14. Si le préfet des Côtes-d'Armor soutient avoir mis en œuvre, conformément à l'un des objectifs fixés par le PAR signé le 2 août 2018, des contrôles ciblés des exploitations agricoles implantées dans la Baie de Saint-Brieuc, afin de contribuer indirectement à la réduction des flux azotés, les seules données chiffrées produites, qui concernent uniquement les années 2019 et 2020, ne permettent nullement d'apprécier la portée des efforts entrepris par rapport à la période antérieure, alors qu'en tout état de cause, les suites réservées à ces contrôles ne font l'objet d'aucune précision.
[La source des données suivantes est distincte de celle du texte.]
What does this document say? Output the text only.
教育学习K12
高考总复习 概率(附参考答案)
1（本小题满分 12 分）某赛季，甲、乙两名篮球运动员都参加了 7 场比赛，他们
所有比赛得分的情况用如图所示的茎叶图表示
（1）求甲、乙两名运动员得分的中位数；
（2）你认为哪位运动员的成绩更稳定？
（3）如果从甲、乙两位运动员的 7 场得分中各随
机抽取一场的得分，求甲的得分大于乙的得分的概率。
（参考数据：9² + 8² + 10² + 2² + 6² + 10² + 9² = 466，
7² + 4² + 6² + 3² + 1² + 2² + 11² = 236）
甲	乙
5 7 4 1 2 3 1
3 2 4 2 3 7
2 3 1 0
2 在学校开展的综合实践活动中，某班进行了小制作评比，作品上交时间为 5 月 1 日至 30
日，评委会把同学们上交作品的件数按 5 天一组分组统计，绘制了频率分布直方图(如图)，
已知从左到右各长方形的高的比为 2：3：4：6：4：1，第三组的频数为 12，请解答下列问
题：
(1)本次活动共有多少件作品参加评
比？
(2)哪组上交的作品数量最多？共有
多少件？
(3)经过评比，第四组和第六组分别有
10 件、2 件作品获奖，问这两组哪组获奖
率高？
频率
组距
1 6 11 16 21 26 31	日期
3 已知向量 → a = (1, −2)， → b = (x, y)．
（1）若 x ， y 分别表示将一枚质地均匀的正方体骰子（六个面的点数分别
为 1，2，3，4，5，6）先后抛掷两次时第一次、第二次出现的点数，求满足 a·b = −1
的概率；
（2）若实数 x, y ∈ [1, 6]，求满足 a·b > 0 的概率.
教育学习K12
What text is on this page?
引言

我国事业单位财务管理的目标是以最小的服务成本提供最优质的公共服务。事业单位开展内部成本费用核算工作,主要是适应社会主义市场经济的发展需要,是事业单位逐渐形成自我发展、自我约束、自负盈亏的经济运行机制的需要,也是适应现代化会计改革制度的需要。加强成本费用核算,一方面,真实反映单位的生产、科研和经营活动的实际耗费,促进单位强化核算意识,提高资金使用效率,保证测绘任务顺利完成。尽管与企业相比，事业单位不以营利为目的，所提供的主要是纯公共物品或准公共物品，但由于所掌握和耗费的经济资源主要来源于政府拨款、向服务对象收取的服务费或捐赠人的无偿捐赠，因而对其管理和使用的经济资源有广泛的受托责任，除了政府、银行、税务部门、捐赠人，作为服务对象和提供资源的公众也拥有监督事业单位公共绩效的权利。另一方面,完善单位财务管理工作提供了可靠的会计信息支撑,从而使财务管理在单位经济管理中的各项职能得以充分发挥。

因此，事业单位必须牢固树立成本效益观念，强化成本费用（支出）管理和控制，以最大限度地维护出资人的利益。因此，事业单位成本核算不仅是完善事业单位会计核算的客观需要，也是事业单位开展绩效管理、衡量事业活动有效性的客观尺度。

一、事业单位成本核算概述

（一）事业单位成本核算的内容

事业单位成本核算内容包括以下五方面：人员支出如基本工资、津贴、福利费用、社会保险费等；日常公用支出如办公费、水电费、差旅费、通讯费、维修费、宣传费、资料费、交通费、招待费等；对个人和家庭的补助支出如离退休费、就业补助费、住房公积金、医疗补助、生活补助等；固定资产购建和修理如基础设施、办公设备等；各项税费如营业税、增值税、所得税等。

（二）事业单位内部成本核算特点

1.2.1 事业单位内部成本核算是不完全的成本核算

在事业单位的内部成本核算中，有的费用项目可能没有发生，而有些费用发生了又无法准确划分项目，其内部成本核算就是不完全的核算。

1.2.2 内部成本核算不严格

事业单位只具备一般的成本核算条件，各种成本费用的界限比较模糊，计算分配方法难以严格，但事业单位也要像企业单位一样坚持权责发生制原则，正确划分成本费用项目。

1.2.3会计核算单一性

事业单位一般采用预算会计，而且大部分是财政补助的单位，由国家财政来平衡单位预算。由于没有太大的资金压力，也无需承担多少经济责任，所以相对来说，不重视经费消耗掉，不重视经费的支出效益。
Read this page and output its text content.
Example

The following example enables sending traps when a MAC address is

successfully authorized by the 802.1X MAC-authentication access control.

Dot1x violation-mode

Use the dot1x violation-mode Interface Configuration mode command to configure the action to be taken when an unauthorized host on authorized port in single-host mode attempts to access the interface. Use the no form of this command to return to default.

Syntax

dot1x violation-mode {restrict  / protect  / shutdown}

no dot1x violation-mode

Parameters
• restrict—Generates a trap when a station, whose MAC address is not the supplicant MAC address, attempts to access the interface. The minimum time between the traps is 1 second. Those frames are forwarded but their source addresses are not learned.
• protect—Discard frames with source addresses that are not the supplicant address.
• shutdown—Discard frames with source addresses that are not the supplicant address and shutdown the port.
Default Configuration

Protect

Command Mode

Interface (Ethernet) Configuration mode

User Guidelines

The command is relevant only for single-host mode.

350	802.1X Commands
Au demeurant, et ainsi que le relève l'association requérante, rien ne justifie que les installations classées soumises au régime de la déclaration, pourtant nombreuses dans le secteur de la Baie de Saint-Brieuc, soient exclues de tout contrôle des services de l'Etat. Dans un contexte où la diminution du taux d'azote dans les eaux affiche des résultats décevants et, en tout état de cause, insuffisants pour parvenir à un flux d'azote à la mer sans conséquences environnementales néfastes, qui doit nécessairement tendre, selon le CSEB, à être inférieur à

10 kg/ha/an, le préfet des Côtes-d'Armor n'établit pas, par les éléments dont il se prévaut, à caractère général, s'être engagé dans un contrôle des exploitations permettant une application effective de la réglementation et la réduction des risques sanitaires et environnementaux afférents à certaines activités agricoles.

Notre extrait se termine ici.